Engagement muss in die Politik münden

Der Wirtschaftswissenschaftler Robert Vehrkamp von der Bertelsmann-Stiftung sieht bei politischen Events wie der "BürgerInnenversammlung" Chancen und Risiken: "Solche Initiativen zeigen, dass wir eine Demokratie in Bewegung sind, dass Menschen sich engagieren wollen." Das sei positiv.

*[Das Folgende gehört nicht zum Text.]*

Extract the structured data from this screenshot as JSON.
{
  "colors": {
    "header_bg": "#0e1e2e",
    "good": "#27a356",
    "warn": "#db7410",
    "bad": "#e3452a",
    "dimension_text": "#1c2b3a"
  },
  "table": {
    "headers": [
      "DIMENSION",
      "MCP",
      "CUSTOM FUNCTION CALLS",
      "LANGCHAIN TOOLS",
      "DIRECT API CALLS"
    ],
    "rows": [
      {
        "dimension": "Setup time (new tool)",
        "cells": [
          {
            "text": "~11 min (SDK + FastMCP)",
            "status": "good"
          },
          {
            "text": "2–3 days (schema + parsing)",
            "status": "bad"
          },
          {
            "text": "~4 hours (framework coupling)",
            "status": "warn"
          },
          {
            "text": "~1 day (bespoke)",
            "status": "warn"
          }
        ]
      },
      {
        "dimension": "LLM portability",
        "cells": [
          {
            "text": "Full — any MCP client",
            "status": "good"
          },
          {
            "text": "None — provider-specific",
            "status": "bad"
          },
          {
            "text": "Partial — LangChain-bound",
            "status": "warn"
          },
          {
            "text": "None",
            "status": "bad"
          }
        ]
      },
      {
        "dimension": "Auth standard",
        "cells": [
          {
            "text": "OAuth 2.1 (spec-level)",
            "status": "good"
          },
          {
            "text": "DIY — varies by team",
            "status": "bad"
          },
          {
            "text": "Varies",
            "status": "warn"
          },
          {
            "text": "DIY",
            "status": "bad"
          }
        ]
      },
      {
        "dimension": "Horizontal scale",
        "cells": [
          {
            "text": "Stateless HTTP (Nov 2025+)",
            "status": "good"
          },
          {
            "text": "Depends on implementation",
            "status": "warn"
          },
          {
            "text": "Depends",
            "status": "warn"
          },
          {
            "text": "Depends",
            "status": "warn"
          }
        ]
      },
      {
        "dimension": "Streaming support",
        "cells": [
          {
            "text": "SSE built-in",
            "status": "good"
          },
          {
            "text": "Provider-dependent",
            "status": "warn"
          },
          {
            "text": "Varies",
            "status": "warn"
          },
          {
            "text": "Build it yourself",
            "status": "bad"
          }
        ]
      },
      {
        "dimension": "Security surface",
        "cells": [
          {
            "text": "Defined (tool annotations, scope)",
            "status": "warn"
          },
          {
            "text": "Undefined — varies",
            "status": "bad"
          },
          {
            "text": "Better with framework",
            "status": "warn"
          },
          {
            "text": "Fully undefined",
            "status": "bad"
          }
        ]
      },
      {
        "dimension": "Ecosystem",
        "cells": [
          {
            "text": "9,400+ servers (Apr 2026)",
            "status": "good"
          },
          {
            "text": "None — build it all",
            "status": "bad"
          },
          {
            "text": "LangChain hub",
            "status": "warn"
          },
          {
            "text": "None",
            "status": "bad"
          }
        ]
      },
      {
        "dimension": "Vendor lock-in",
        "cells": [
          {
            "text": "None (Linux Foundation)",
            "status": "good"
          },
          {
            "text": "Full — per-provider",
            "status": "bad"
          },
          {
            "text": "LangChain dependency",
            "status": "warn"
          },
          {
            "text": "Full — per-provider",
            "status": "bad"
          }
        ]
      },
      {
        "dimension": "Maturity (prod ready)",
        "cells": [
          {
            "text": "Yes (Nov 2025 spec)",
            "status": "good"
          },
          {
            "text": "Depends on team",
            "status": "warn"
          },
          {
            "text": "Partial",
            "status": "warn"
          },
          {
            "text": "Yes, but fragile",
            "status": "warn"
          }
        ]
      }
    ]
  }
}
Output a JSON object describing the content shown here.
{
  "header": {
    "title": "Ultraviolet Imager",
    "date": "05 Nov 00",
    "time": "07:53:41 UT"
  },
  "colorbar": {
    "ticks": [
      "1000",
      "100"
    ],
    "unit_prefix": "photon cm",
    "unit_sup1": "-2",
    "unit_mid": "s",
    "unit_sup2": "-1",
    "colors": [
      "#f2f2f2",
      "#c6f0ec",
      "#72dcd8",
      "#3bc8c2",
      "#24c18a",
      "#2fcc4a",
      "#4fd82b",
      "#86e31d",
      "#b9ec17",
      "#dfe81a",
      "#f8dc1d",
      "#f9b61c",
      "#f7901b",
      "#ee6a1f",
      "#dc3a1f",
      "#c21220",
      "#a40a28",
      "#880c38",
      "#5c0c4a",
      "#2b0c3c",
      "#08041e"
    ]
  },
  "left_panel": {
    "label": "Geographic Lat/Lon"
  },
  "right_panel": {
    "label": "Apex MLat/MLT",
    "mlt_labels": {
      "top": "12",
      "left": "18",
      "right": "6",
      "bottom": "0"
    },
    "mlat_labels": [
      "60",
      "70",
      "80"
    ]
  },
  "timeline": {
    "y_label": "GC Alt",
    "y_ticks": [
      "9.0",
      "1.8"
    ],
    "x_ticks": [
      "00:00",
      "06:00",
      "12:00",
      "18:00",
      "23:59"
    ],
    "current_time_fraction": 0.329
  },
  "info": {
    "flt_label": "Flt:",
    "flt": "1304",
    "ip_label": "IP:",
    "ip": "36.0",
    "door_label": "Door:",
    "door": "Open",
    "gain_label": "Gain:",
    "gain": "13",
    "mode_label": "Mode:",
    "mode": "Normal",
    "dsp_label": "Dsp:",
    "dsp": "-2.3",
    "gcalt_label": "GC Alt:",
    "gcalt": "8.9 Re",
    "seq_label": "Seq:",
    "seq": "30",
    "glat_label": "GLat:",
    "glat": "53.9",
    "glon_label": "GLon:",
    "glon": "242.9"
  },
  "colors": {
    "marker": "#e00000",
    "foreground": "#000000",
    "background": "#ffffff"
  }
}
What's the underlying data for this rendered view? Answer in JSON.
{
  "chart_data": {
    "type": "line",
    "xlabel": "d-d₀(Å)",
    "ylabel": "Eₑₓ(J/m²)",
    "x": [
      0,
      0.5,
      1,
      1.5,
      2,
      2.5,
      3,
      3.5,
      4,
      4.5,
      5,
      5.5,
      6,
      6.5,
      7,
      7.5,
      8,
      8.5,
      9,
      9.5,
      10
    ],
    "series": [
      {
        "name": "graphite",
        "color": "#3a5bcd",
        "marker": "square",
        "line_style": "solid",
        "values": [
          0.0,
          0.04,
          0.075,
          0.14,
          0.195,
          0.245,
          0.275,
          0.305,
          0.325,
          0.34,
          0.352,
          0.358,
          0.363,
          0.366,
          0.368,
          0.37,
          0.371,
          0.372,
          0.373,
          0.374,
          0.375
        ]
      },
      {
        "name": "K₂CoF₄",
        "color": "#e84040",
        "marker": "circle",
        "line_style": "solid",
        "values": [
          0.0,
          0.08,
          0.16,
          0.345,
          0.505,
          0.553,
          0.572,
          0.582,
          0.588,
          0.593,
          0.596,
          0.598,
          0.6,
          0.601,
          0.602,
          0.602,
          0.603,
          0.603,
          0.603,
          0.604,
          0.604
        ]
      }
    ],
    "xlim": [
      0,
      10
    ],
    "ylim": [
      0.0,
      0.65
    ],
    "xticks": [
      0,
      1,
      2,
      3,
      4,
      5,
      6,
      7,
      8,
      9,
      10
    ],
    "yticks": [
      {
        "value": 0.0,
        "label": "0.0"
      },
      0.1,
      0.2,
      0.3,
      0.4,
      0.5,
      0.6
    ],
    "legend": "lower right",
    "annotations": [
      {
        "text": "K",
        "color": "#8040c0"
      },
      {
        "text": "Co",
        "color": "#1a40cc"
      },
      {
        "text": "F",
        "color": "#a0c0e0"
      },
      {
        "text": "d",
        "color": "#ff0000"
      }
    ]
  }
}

"Problematisch ist, wenn sich solche Bewegungen abseits der herkömmlichen, traditionellen demokratischen Institutionen entwickeln und wenn es zu einem Gegensatz kommt zwischen eventorientierten Aktivitäten und den traditionellen Formaten, in denen Politik und Demokratie organisiert ist und in denen entschieden wird. Ich finde, man muss stärker versuchen, diese Dinge zusammenzubringen."

Die Herausforderung bestehe darin, so Vehrkamp, ein punktuelles Engagement in die Politik zu überführen, also die jungen Menschen zu motivieren, in die Parteien zu gehen und in den Parlamenten mitzuwirken und die mühsamen Prozesse demokratischer Kompromissfindung mitzugestalten. "Denn nur so wird Politik daraus." Das könne aber nur gelingen, wenn man nicht nur Fun-Events für Gleichgesinnte mache. Denn Demokratie bestehe im Austausch mit Andersdenkenden.